Tens razão em ser um canalha (*)
Quando as portas se fecharam e ouviu o bater dos cadeados atrás de si e se deparar com mais de uma centena de presos, Salvador murmurou “Sou um canalha mesmo” sem esconder um falso orgulho entre os lábios.
Não é comum entre os detentos perguntar ao recém-chegado o delito praticado. Ele só vai contar sua história (com muitas inverdades), tempos depois.
Por três semanas Salvador permaneceu calado e com os olhos atentos ao comportamento de seus novos companheiros; as raras palavras que emitia era “sou um canalha mesmo” ao ponto de ficar conhecido por essa alcunha. Após quatro meses fez algumas ‘amizades’. Vale lembrar que em nosso dicionário essa palavra tem um sentido amplo.

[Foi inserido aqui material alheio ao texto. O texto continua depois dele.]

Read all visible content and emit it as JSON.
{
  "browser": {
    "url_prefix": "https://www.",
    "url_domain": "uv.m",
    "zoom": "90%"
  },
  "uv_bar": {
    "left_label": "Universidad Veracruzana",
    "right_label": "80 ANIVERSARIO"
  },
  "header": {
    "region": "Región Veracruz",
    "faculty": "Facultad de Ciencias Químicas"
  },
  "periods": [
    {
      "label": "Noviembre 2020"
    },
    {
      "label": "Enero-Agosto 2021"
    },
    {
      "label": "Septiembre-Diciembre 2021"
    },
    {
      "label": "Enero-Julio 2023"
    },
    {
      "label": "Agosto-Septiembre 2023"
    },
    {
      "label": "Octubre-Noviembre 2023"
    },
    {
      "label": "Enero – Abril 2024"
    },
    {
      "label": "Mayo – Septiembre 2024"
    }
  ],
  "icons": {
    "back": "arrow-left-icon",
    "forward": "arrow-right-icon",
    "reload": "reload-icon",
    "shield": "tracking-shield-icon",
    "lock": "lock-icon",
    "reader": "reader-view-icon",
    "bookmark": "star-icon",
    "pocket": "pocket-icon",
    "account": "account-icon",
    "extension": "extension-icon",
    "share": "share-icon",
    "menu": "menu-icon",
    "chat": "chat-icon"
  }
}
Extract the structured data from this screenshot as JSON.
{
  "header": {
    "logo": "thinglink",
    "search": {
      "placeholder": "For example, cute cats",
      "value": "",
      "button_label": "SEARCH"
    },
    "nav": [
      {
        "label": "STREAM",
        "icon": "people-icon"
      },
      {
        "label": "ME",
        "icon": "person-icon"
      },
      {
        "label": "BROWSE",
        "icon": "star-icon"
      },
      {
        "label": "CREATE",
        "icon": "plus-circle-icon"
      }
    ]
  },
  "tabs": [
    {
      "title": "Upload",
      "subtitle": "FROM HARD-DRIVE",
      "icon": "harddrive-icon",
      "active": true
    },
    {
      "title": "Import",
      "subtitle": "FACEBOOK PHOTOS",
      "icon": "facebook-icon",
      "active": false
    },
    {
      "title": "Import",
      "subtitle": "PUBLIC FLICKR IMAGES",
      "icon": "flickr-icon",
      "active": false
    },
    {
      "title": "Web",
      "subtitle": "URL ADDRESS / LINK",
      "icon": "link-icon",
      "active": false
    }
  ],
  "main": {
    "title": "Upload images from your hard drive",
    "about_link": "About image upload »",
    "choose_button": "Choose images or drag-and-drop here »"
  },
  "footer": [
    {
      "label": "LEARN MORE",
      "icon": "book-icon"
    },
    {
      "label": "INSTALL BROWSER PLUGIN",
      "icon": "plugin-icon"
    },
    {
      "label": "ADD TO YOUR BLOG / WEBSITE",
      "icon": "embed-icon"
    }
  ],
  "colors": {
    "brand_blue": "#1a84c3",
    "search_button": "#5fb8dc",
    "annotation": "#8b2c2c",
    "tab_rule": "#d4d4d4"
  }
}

Em alguns lugares, nem tanto.
Uma semana antes de prestar depoimento em juízo o canalha foi encontrado morto na cela que dividia com outros nove numa manhã de inverno. ‘Sufocou-se’ com a velha e suja manta de se cobrir, foi a conclusão. Apesar de comedido, o canalha deve ter contado para algum companheiro seu infortúnio.
(*) Tu tens razão em ser um canalha, como se fosse consolo para um canalha perceber que é realmente um canalha. Fiódor Dostoiêvski em “Memórias do subsolo”.